Une douzaine de jours après l'annonce d’un accord commercial entre les Etats-Unis et l'Union européenne, la surtaxe de 15 % voulue par Donald Trump s'applique désormais à de nombreux produits venus d'Europe. Un coup dur pour les exportateurs. Mais ces derniers ne désarment pas. «On entre dans une phase de négociation» a souligné mardi sur France Info Thierry Breton, ancien commissaire européen au Marché intérieur. Car si le texte a été paraphé par le président américain, il n'a pas encore été ratifié par les 27 Etats membres. C'est au Conseil européen d'en décider mais aucune date n'a été annoncée et plusieurs points clés restent flous.
Le fameux pacte de Turnberry, conclu le 27 juillet, devait marquer une trêve dans les tensions commerciales transatlantiques.

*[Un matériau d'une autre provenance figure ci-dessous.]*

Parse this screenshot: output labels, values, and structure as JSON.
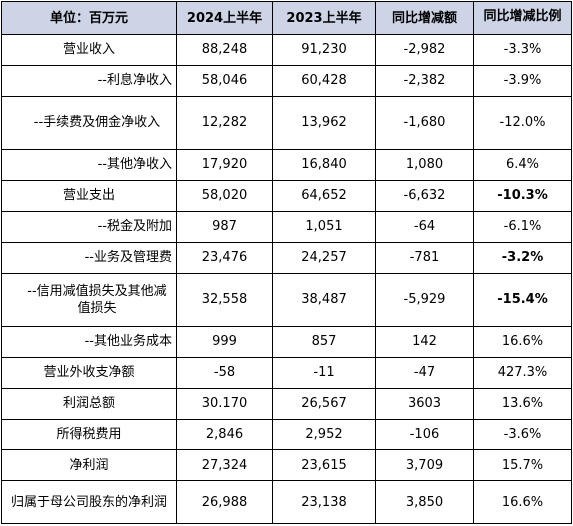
{
  "table": {
    "headers": [
      "单位：百万元",
      "2024上半年",
      "2023上半年",
      "同比增减额",
      "同比增减比例"
    ],
    "rows": [
      {
        "label": "营业收入",
        "sub": false,
        "c2024": "88,248",
        "c2023": "91,230",
        "diff": "-2,982",
        "ratio": "-3.3%",
        "ratio_bold": false
      },
      {
        "label": "--利息净收入",
        "sub": true,
        "c2024": "58,046",
        "c2023": "60,428",
        "diff": "-2,382",
        "ratio": "-3.9%",
        "ratio_bold": false
      },
      {
        "label": "--手续费及佣金净收入",
        "sub": true,
        "c2024": "12,282",
        "c2023": "13,962",
        "diff": "-1,680",
        "ratio": "-12.0%",
        "ratio_bold": false
      },
      {
        "label": "--其他净收入",
        "sub": true,
        "c2024": "17,920",
        "c2023": "16,840",
        "diff": "1,080",
        "ratio": "6.4%",
        "ratio_bold": false
      },
      {
        "label": "营业支出",
        "sub": false,
        "c2024": "58,020",
        "c2023": "64,652",
        "diff": "-6,632",
        "ratio": "-10.3%",
        "ratio_bold": true
      },
      {
        "label": "--税金及附加",
        "sub": true,
        "c2024": "987",
        "c2023": "1,051",
        "diff": "-64",
        "ratio": "-6.1%",
        "ratio_bold": false
      },
      {
        "label": "--业务及管理费",
        "sub": true,
        "c2024": "23,476",
        "c2023": "24,257",
        "diff": "-781",
        "ratio": "-3.2%",
        "ratio_bold": true
      },
      {
        "label": "--信用减值损失及其他减值损失",
        "sub": true,
        "c2024": "32,558",
        "c2023": "38,487",
        "diff": "-5,929",
        "ratio": "-15.4%",
        "ratio_bold": true
      },
      {
        "label": "--其他业务成本",
        "sub": true,
        "c2024": "999",
        "c2023": "857",
        "diff": "142",
        "ratio": "16.6%",
        "ratio_bold": false
      },
      {
        "label": "营业外收支净额",
        "sub": false,
        "c2024": "-58",
        "c2023": "-11",
        "diff": "-47",
        "ratio": "427.3%",
        "ratio_bold": false
      },
      {
        "label": "利润总额",
        "sub": false,
        "c2024": "30.170",
        "c2023": "26,567",
        "diff": "3603",
        "ratio": "13.6%",
        "ratio_bold": false
      },
      {
        "label": "所得税费用",
        "sub": false,
        "c2024": "2,846",
        "c2023": "2,952",
        "diff": "-106",
        "ratio": "-3.6%",
        "ratio_bold": false
      },
      {
        "label": "净利润",
        "sub": false,
        "c2024": "27,324",
        "c2023": "23,615",
        "diff": "3,709",
        "ratio": "15.7%",
        "ratio_bold": false
      },
      {
        "label": "归属于母公司股东的净利润",
        "sub": false,
        "c2024": "26,988",
        "c2023": "23,138",
        "diff": "3,850",
        "ratio": "16.6%",
        "ratio_bold": false
      }
    ]
  }
}
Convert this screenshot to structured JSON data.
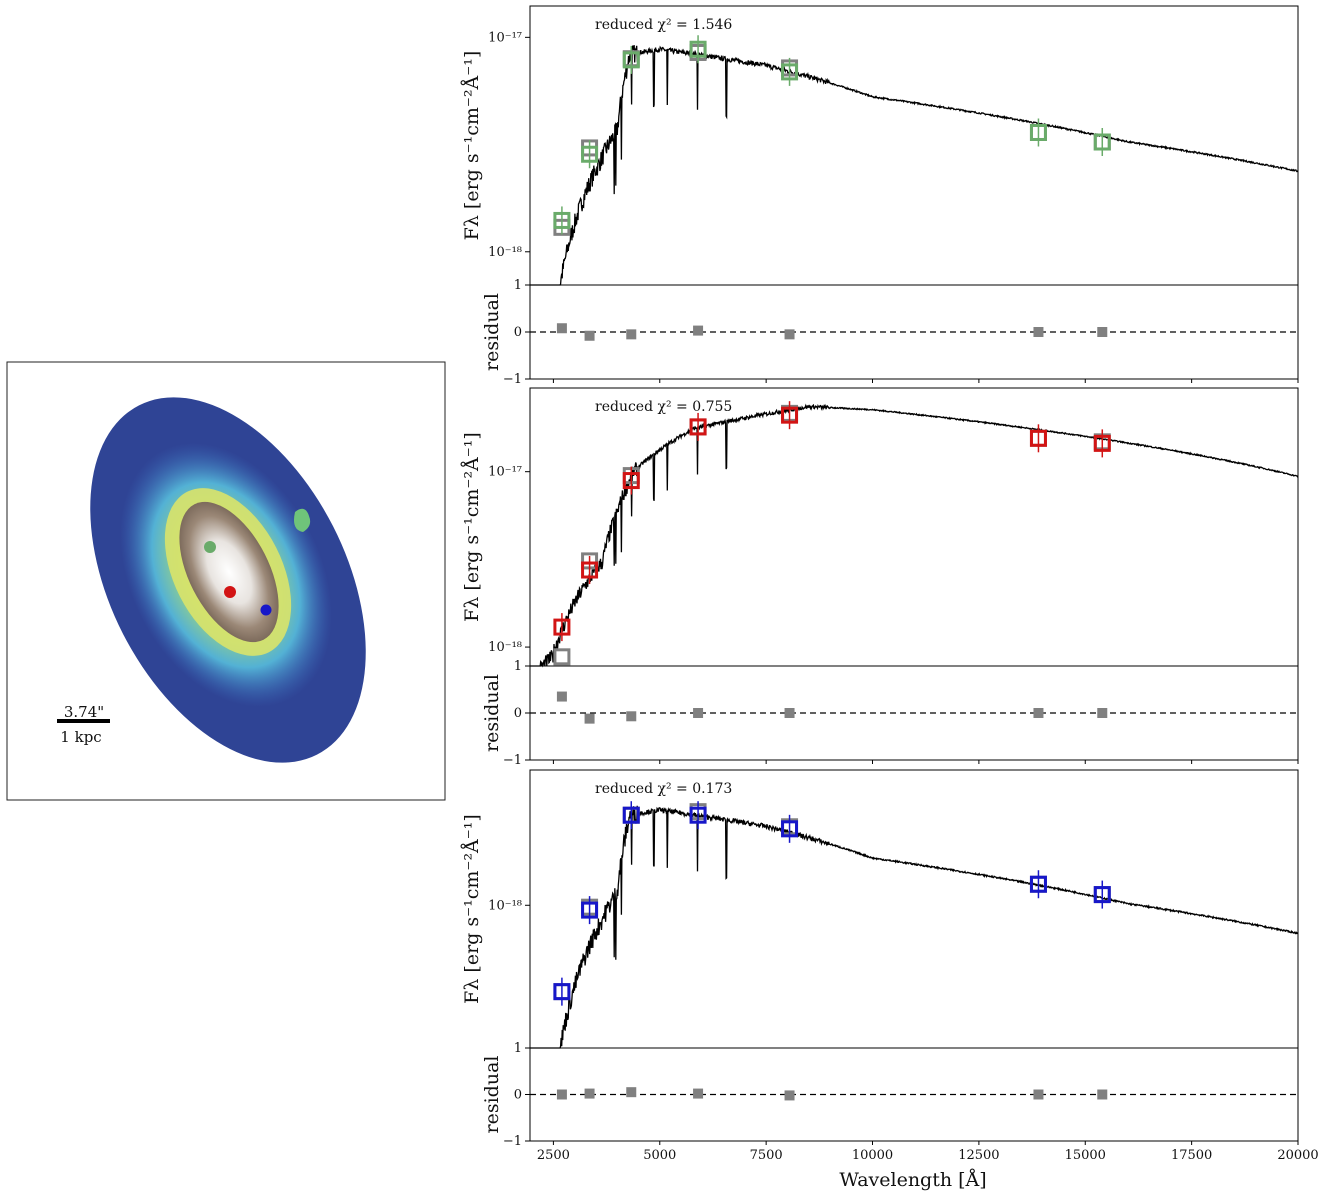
{
  "colors": {
    "model": "#000000",
    "observed": "#808080",
    "residual_marker": "#808080",
    "panel_green": "#6aab6a",
    "panel_red": "#d21414",
    "panel_blue": "#1717c9",
    "map_background": "#2f4495",
    "map_mid": "#3e9bd6",
    "map_yellow": "#d9e36a",
    "map_core": "#8a7766"
  },
  "galaxy_map": {
    "scale_arcsec": "3.74\"",
    "scale_kpc": "1 kpc",
    "markers": [
      {
        "name": "green-region-marker",
        "color": "#6aab6a"
      },
      {
        "name": "red-region-marker",
        "color": "#d21414"
      },
      {
        "name": "blue-region-marker",
        "color": "#1717c9"
      }
    ]
  },
  "chart_data": [
    {
      "type": "line",
      "panel": "top",
      "title": "",
      "chi2_label": "reduced χ² = 1.546",
      "marker_color": "#6aab6a",
      "xlabel": "Wavelength [Å]",
      "ylabel": "Fλ [erg s⁻¹cm⁻²Å⁻¹]",
      "xlim": [
        1950,
        20000
      ],
      "ylim": [
        7e-19,
        1.4e-17
      ],
      "yscale": "log",
      "y_ticks": [
        {
          "value": 1e-17,
          "label": "10⁻¹⁷"
        },
        {
          "value": 1e-18,
          "label": "10⁻¹⁸"
        }
      ],
      "model_template": "old",
      "model_norm": 8.8e-18,
      "observed_model_points": {
        "x": [
          2700,
          3350,
          4330,
          5900,
          8050,
          13900,
          15400
        ],
        "y": [
          1.3e-18,
          3.05e-18,
          7.95e-18,
          8.5e-18,
          7.2e-18,
          3.6e-18,
          3.25e-18
        ]
      },
      "observed_data_points": {
        "x": [
          2700,
          3350,
          4330,
          5900,
          8050,
          13900,
          15400
        ],
        "y": [
          1.4e-18,
          2.85e-18,
          7.85e-18,
          8.8e-18,
          6.9e-18,
          3.6e-18,
          3.25e-18
        ]
      },
      "residual": {
        "ylabel": "residual",
        "ylim": [
          -1,
          1
        ],
        "y_ticks": [
          -1,
          0,
          1
        ],
        "x": [
          2700,
          3350,
          4330,
          5900,
          8050,
          13900,
          15400
        ],
        "values": [
          0.08,
          -0.08,
          -0.05,
          0.03,
          -0.05,
          0.0,
          0.0
        ]
      }
    },
    {
      "type": "line",
      "panel": "middle",
      "title": "",
      "chi2_label": "reduced χ² = 0.755",
      "marker_color": "#d21414",
      "xlabel": "Wavelength [Å]",
      "ylabel": "Fλ [erg s⁻¹cm⁻²Å⁻¹]",
      "xlim": [
        1950,
        20000
      ],
      "ylim": [
        7.8e-19,
        3e-17
      ],
      "yscale": "log",
      "y_ticks": [
        {
          "value": 1e-17,
          "label": "10⁻¹⁷"
        },
        {
          "value": 1e-18,
          "label": "10⁻¹⁸"
        }
      ],
      "model_template": "intermediate",
      "model_norm": 2.35e-17,
      "observed_model_points": {
        "x": [
          2700,
          3350,
          4330,
          5900,
          8050,
          13900,
          15400
        ],
        "y": [
          8.8e-19,
          3.1e-18,
          9.5e-18,
          1.8e-17,
          2.15e-17,
          1.55e-17,
          1.48e-17
        ]
      },
      "observed_data_points": {
        "x": [
          2700,
          3350,
          4330,
          5900,
          8050,
          13900,
          15400
        ],
        "y": [
          1.3e-18,
          2.75e-18,
          8.9e-18,
          1.8e-17,
          2.1e-17,
          1.55e-17,
          1.45e-17
        ]
      },
      "residual": {
        "ylabel": "residual",
        "ylim": [
          -1,
          1
        ],
        "y_ticks": [
          -1,
          0,
          1
        ],
        "x": [
          2700,
          3350,
          4330,
          5900,
          8050,
          13900,
          15400
        ],
        "values": [
          0.35,
          -0.12,
          -0.07,
          0.0,
          0.0,
          0.0,
          0.0
        ]
      }
    },
    {
      "type": "line",
      "panel": "bottom",
      "title": "",
      "chi2_label": "reduced χ² = 0.173",
      "marker_color": "#1717c9",
      "xlabel": "Wavelength [Å]",
      "ylabel": "Fλ [erg s⁻¹cm⁻²Å⁻¹]",
      "xlim": [
        1950,
        20000
      ],
      "ylim": [
        2.2e-19,
        4.2e-18
      ],
      "yscale": "log",
      "y_ticks": [
        {
          "value": 1e-18,
          "label": "10⁻¹⁸"
        }
      ],
      "model_template": "old",
      "model_norm": 2.75e-18,
      "observed_model_points": {
        "x": [
          2700,
          3350,
          4330,
          5900,
          8050,
          13900,
          15400
        ],
        "y": [
          4e-19,
          9.8e-19,
          2.6e-18,
          2.7e-18,
          2.3e-18,
          1.25e-18,
          1.12e-18
        ]
      },
      "observed_data_points": {
        "x": [
          2700,
          3350,
          4330,
          5900,
          8050,
          13900,
          15400
        ],
        "y": [
          4e-19,
          9.5e-19,
          2.6e-18,
          2.6e-18,
          2.25e-18,
          1.25e-18,
          1.12e-18
        ]
      },
      "residual": {
        "ylabel": "residual",
        "ylim": [
          -1,
          1
        ],
        "y_ticks": [
          -1,
          0,
          1
        ],
        "x": [
          2700,
          3350,
          4330,
          5900,
          8050,
          13900,
          15400
        ],
        "values": [
          0.0,
          0.02,
          0.05,
          0.02,
          -0.02,
          0.0,
          0.0
        ]
      }
    }
  ],
  "x_ticks": [
    2500,
    5000,
    7500,
    10000,
    12500,
    15000,
    17500,
    20000
  ],
  "xlabel": "Wavelength [Å]"
}
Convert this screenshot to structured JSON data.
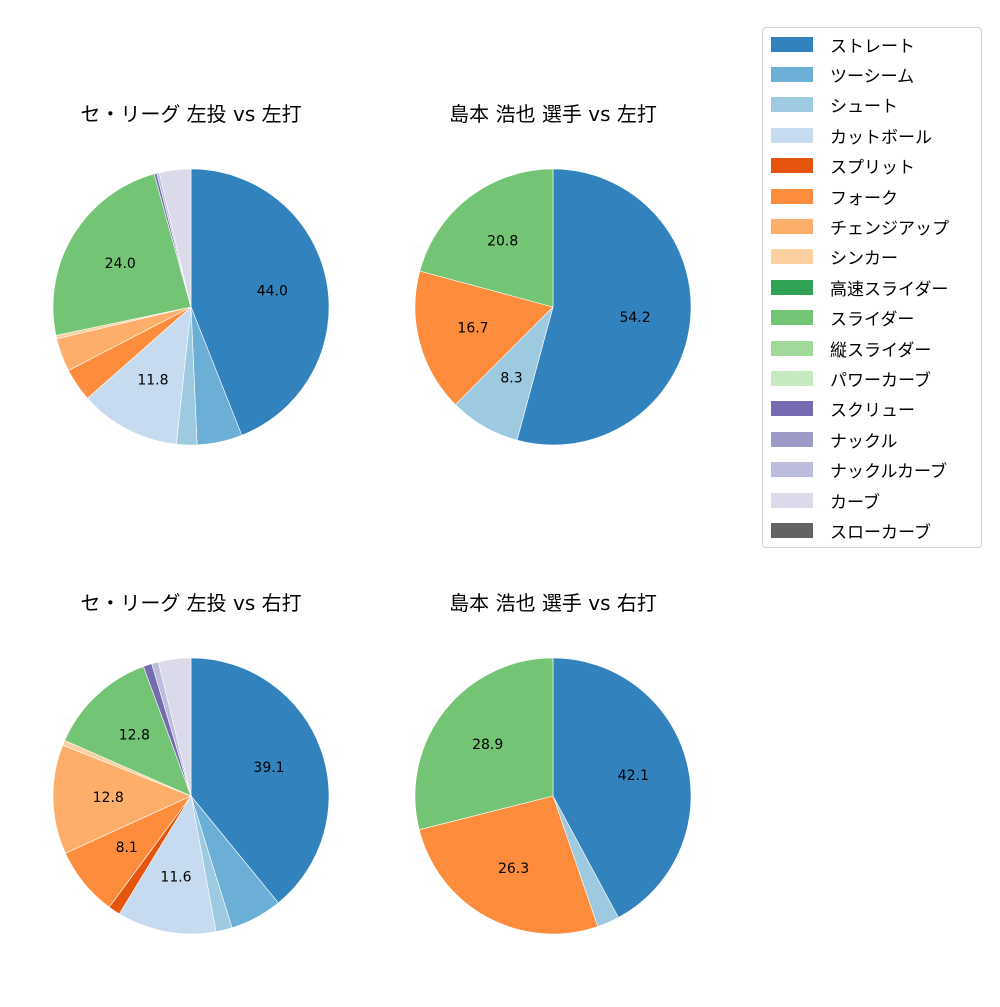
{
  "legend": {
    "items": [
      {
        "label": "ストレート",
        "color": "#3182bd"
      },
      {
        "label": "ツーシーム",
        "color": "#6baed6"
      },
      {
        "label": "シュート",
        "color": "#9ecae1"
      },
      {
        "label": "カットボール",
        "color": "#c6dbef"
      },
      {
        "label": "スプリット",
        "color": "#e6550d"
      },
      {
        "label": "フォーク",
        "color": "#fd8d3c"
      },
      {
        "label": "チェンジアップ",
        "color": "#fdae6b"
      },
      {
        "label": "シンカー",
        "color": "#fdd0a2"
      },
      {
        "label": "高速スライダー",
        "color": "#31a354"
      },
      {
        "label": "スライダー",
        "color": "#74c476"
      },
      {
        "label": "縦スライダー",
        "color": "#a1d99b"
      },
      {
        "label": "パワーカーブ",
        "color": "#c7e9c0"
      },
      {
        "label": "スクリュー",
        "color": "#756bb1"
      },
      {
        "label": "ナックル",
        "color": "#9e9ac8"
      },
      {
        "label": "ナックルカーブ",
        "color": "#bcbddc"
      },
      {
        "label": "カーブ",
        "color": "#dadaeb"
      },
      {
        "label": "スローカーブ",
        "color": "#636363"
      }
    ]
  },
  "chart_data": [
    {
      "type": "pie",
      "title": "セ・リーグ 左投 vs 左打",
      "categories": [
        "ストレート",
        "ツーシーム",
        "シュート",
        "カットボール",
        "フォーク",
        "チェンジアップ",
        "シンカー",
        "スライダー",
        "スクリュー",
        "ナックルカーブ",
        "カーブ"
      ],
      "values": [
        44.0,
        5.3,
        2.4,
        11.8,
        3.9,
        3.9,
        0.4,
        24.0,
        0.3,
        0.3,
        3.7
      ],
      "labels_shown": [
        "44.0",
        "",
        "",
        "11.8",
        "",
        "",
        "",
        "24.0",
        "",
        "",
        ""
      ],
      "start_angle": 90,
      "direction": "clockwise"
    },
    {
      "type": "pie",
      "title": "島本 浩也 選手 vs 左打",
      "categories": [
        "ストレート",
        "シュート",
        "フォーク",
        "スライダー"
      ],
      "values": [
        54.2,
        8.3,
        16.7,
        20.8
      ],
      "labels_shown": [
        "54.2",
        "8.3",
        "16.7",
        "20.8"
      ],
      "start_angle": 90,
      "direction": "clockwise"
    },
    {
      "type": "pie",
      "title": "セ・リーグ 左投 vs 右打",
      "categories": [
        "ストレート",
        "ツーシーム",
        "シュート",
        "カットボール",
        "スプリット",
        "フォーク",
        "チェンジアップ",
        "シンカー",
        "スライダー",
        "スクリュー",
        "ナックルカーブ",
        "カーブ"
      ],
      "values": [
        39.1,
        6.1,
        1.9,
        11.6,
        1.4,
        8.1,
        12.8,
        0.6,
        12.8,
        1.0,
        0.8,
        3.8
      ],
      "labels_shown": [
        "39.1",
        "",
        "",
        "11.6",
        "",
        "8.1",
        "12.8",
        "",
        "12.8",
        "",
        "",
        ""
      ],
      "start_angle": 90,
      "direction": "clockwise"
    },
    {
      "type": "pie",
      "title": "島本 浩也 選手 vs 右打",
      "categories": [
        "ストレート",
        "シュート",
        "フォーク",
        "スライダー"
      ],
      "values": [
        42.1,
        2.6,
        26.3,
        28.9
      ],
      "labels_shown": [
        "42.1",
        "",
        "26.3",
        "28.9"
      ],
      "start_angle": 90,
      "direction": "clockwise"
    }
  ],
  "panels": [
    {
      "title": "セ・リーグ 左投 vs 左打"
    },
    {
      "title": "島本 浩也 選手 vs 左打"
    },
    {
      "title": "セ・リーグ 左投 vs 右打"
    },
    {
      "title": "島本 浩也 選手 vs 右打"
    }
  ]
}
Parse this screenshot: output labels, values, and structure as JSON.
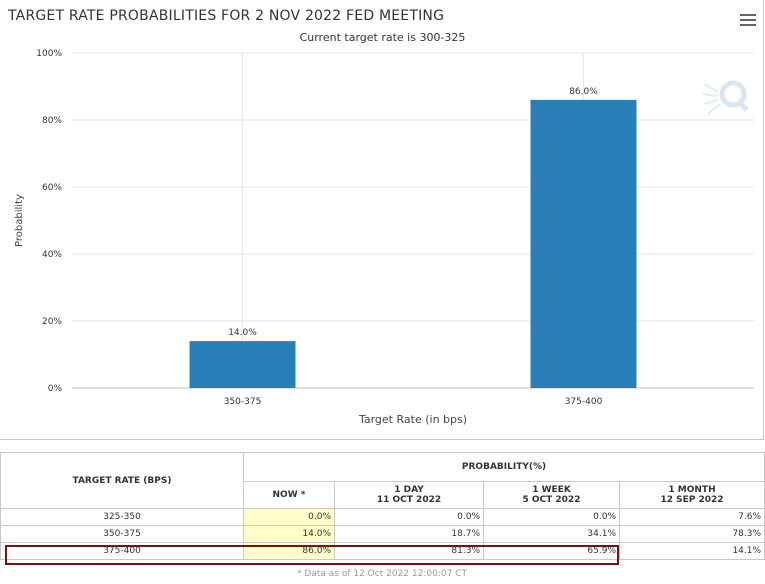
{
  "chart_title": "TARGET RATE PROBABILITIES FOR 2 NOV 2022 FED MEETING",
  "chart_subtitle": "Current target rate is 300-325",
  "chart_data": {
    "type": "bar",
    "title": "TARGET RATE PROBABILITIES FOR 2 NOV 2022 FED MEETING",
    "subtitle": "Current target rate is 300-325",
    "categories": [
      "350-375",
      "375-400"
    ],
    "values": [
      14.0,
      86.0
    ],
    "data_labels": [
      "14.0%",
      "86.0%"
    ],
    "xlabel": "Target Rate (in bps)",
    "ylabel": "Probability",
    "ylim": [
      0,
      100
    ],
    "yticks": [
      0,
      20,
      40,
      60,
      80,
      100
    ],
    "ytick_labels": [
      "0%",
      "20%",
      "40%",
      "60%",
      "80%",
      "100%"
    ],
    "grid": true,
    "bar_color": "#2b7fb8"
  },
  "table": {
    "header_rate": "TARGET RATE (BPS)",
    "header_prob": "PROBABILITY(%)",
    "col_now": "NOW *",
    "col_1day": "1 DAY",
    "col_1day_date": "11 OCT 2022",
    "col_1week": "1 WEEK",
    "col_1week_date": "5 OCT 2022",
    "col_1month": "1 MONTH",
    "col_1month_date": "12 SEP 2022",
    "rows": [
      {
        "rate": "325-350",
        "now": "0.0%",
        "day": "0.0%",
        "week": "0.0%",
        "month": "7.6%"
      },
      {
        "rate": "350-375",
        "now": "14.0%",
        "day": "18.7%",
        "week": "34.1%",
        "month": "78.3%"
      },
      {
        "rate": "375-400",
        "now": "86.0%",
        "day": "81.3%",
        "week": "65.9%",
        "month": "14.1%"
      }
    ],
    "note": "* Data as of 12 Oct 2022 12:00:07 CT"
  },
  "icons": {
    "menu": "hamburger-menu-icon",
    "watermark": "q-logo-icon"
  },
  "colors": {
    "highlight": "#7b1010",
    "now_bg": "#ffffcc"
  }
}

Mais à Bruxelles, la présidente de la Commission européenne, Ursula von der Leyen, a insisté sur le caractère «stabilisé» du taux de 15 %, le présentant comme un plafond plutôt qu'une règle intangible. Selon elle, cette visibilité est essentielle «pour que les entreprises puissent planifier et investir», tout en laissant la porte ouverte à de nouvelles discussions avec Washington.
Acier, vins, pharma… les secteurs encore en suspens
Au-delà des produits déjà exemptés (aéronautique, certaines denrées agricoles et chimiques), plusieurs filières européennes espèrent intégrer la liste des bénéficiaires du taux zéro. Les négociations portent notamment sur l'acier et l'aluminium, toujours frappés à 50 %, mais aussi sur les vins, les spiritueux, l'automobile et le secteur pharmaceutique. Ce dernier reste dans le flou, les autorités américaines ayant tenu des propos contradictoires. Pour les spiritueux, l'objectif affiché est de revenir à la situation de 1997. «A savoir un accord zéro pour zéro, ce serait pour notre filière un bon deal», affirme Gabriel Picard, président de la Fédération des exportateurs de vins et spiritueux de France.
En attendant, Bruxelles a suspendu sa riposte commerciale. La Commission européenne avait préparé une liste de produits américains représentant 93 milliards d'euros d'exportations, prête à être surtaxée si aucun compromis n'était trouvé. Une pause interprétée comme un geste d'apaisement, mais aussi comme un rappel que «les mesures de rétorsion sont prêtes» et «toujours sur la table», prévient Thierry Breton.